Y Gladdedigaeth Gyntaf

Boduan Sanctuary’s first woodland burial (photos by Terry Mills)

Joanna Melville led the procession from the car park, playing a lament for her father, William Melville, on her flute. His achievements as an army engineer in World War II were among his proudest memories – achievements mentioned in dispatches (represented by the oak leaf on his memorial stone) and still remembered by his surviving colleagues.

The British Legion flag was carried before his coffin as a symbol of respect.

When we cleared the brambles before digging the grave, we discovered a tall Scots thistle – the perfect symbol for the Scotsman who was to be buried there.

The procession arrives at the spot selected for Bill’s burial.

An informal celebration of a special life. Bill disliked formality but he loved music; so we sang the songs he used to sing when we, his daughters, were children.

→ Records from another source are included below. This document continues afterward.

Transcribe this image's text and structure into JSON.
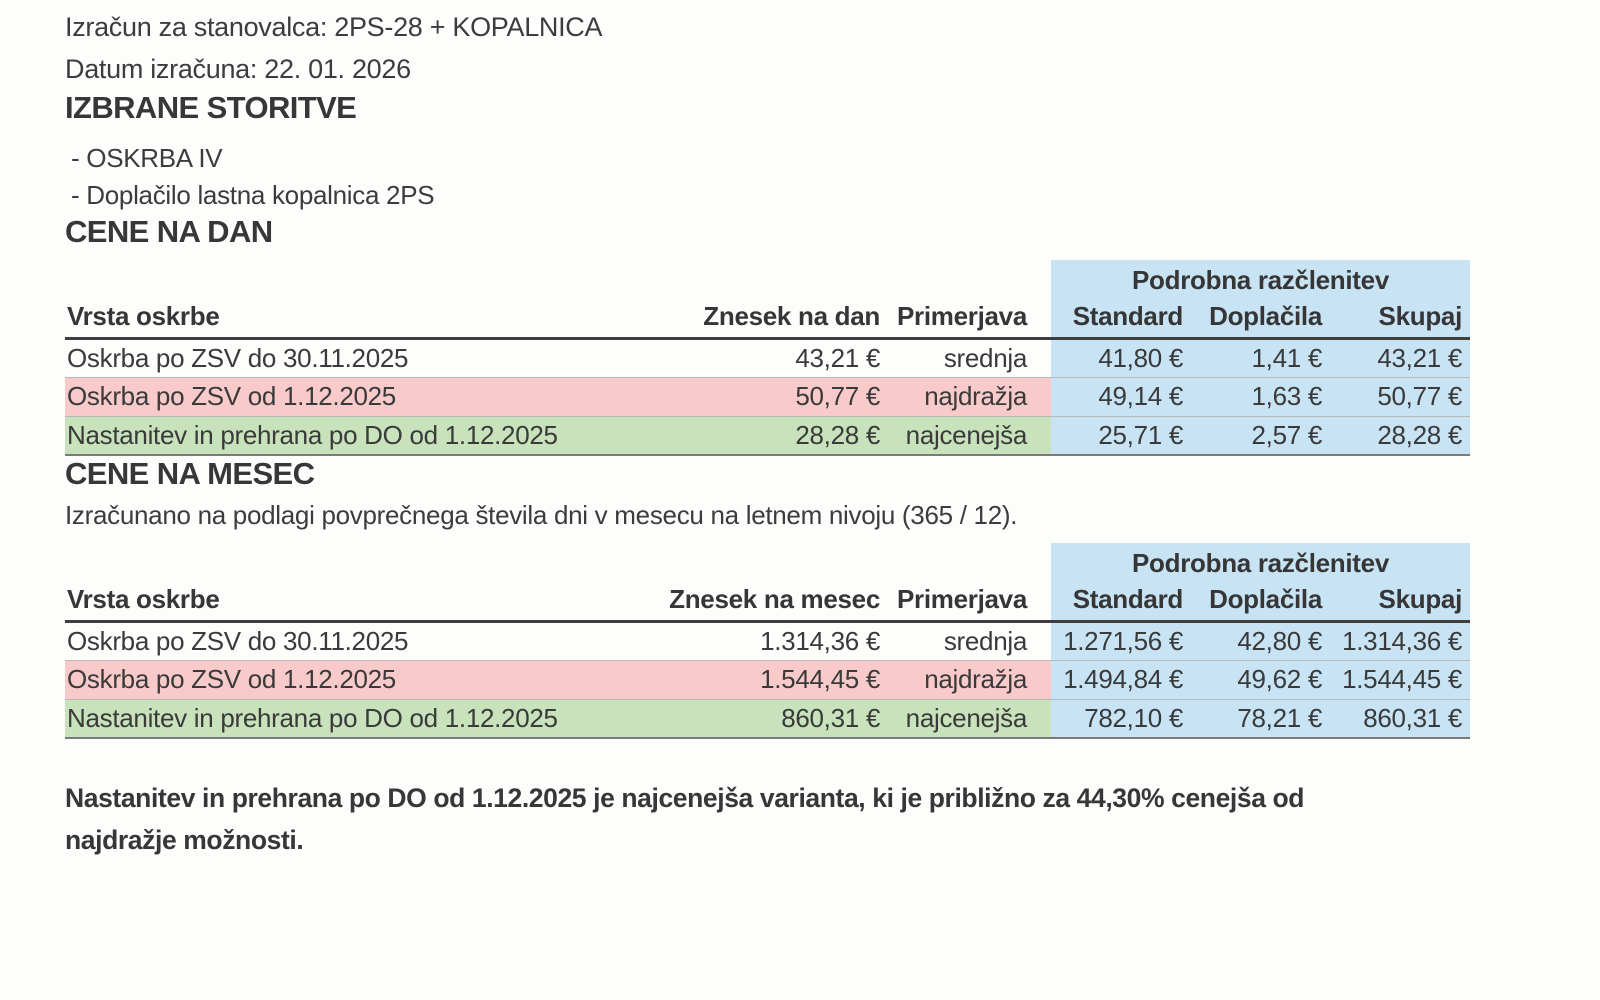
{
  "header": {
    "title_line": "Izračun za stanovalca: 2PS-28 + KOPALNICA",
    "date_line": "Datum izračuna: 22. 01. 2026"
  },
  "services": {
    "heading": "IZBRANE STORITVE",
    "items": [
      "- OSKRBA IV",
      "- Doplačilo lastna kopalnica 2PS"
    ]
  },
  "daily": {
    "heading": "CENE NA DAN",
    "table": {
      "group_header": "Podrobna razčlenitev",
      "columns": [
        "Vrsta oskrbe",
        "Znesek na dan",
        "Primerjava",
        "Standard",
        "Doplačila",
        "Skupaj"
      ],
      "rows": [
        {
          "vrsta": "Oskrba po ZSV do 30.11.2025",
          "znesek": "43,21 €",
          "primerjava": "srednja",
          "standard": "41,80 €",
          "doplacila": "1,41 €",
          "skupaj": "43,21 €",
          "highlight": "none"
        },
        {
          "vrsta": "Oskrba po ZSV od 1.12.2025",
          "znesek": "50,77 €",
          "primerjava": "najdražja",
          "standard": "49,14 €",
          "doplacila": "1,63 €",
          "skupaj": "50,77 €",
          "highlight": "most-expensive"
        },
        {
          "vrsta": "Nastanitev in prehrana po DO od 1.12.2025",
          "znesek": "28,28 €",
          "primerjava": "najcenejša",
          "standard": "25,71 €",
          "doplacila": "2,57 €",
          "skupaj": "28,28 €",
          "highlight": "cheapest"
        }
      ]
    }
  },
  "monthly": {
    "heading": "CENE NA MESEC",
    "subtitle": "Izračunano na podlagi povprečnega števila dni v mesecu na letnem nivoju (365 / 12).",
    "table": {
      "group_header": "Podrobna razčlenitev",
      "columns": [
        "Vrsta oskrbe",
        "Znesek na mesec",
        "Primerjava",
        "Standard",
        "Doplačila",
        "Skupaj"
      ],
      "rows": [
        {
          "vrsta": "Oskrba po ZSV do 30.11.2025",
          "znesek": "1.314,36 €",
          "primerjava": "srednja",
          "standard": "1.271,56 €",
          "doplacila": "42,80 €",
          "skupaj": "1.314,36 €",
          "highlight": "none"
        },
        {
          "vrsta": "Oskrba po ZSV od 1.12.2025",
          "znesek": "1.544,45 €",
          "primerjava": "najdražja",
          "standard": "1.494,84 €",
          "doplacila": "49,62 €",
          "skupaj": "1.544,45 €",
          "highlight": "most-expensive"
        },
        {
          "vrsta": "Nastanitev in prehrana po DO od 1.12.2025",
          "znesek": "860,31 €",
          "primerjava": "najcenejša",
          "standard": "782,10 €",
          "doplacila": "78,21 €",
          "skupaj": "860,31 €",
          "highlight": "cheapest"
        }
      ]
    }
  },
  "footer": {
    "text": "Nastanitev in prehrana po DO od 1.12.2025 je najcenejša varianta, ki je približno za 44,30% cenejša od najdražje možnosti."
  },
  "colors": {
    "breakdown_bg": "#c7e3f4",
    "most_expensive_row_bg": "#f8caca",
    "cheapest_row_bg": "#c8e2bc"
  }
}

Sharing memories of a man we loved: the final goodbye.

He asked to be buried in a simple pine box; this was made by a local craftsman. We covered the coffin with a REME flag, on which we placed his medals and army beret.

A wild rose at his head, a rowan tree at his feet.

Bill loved birds; they will sing for him here.

The mourners leave the grave site.

Wildflowers planted and watered, they will spread across the glade.

A peaceful resting place.

More will be added later – we continue to tend this woodland garden, transplanting the bluebells and violets that push through the paths.

Bill’s simple headstone is made of local slate.

The yellow poppies represent his enduring love of Wales.

The last to leave the grave

Bill’s dog Shiela. She died a year later and has been buried near her master.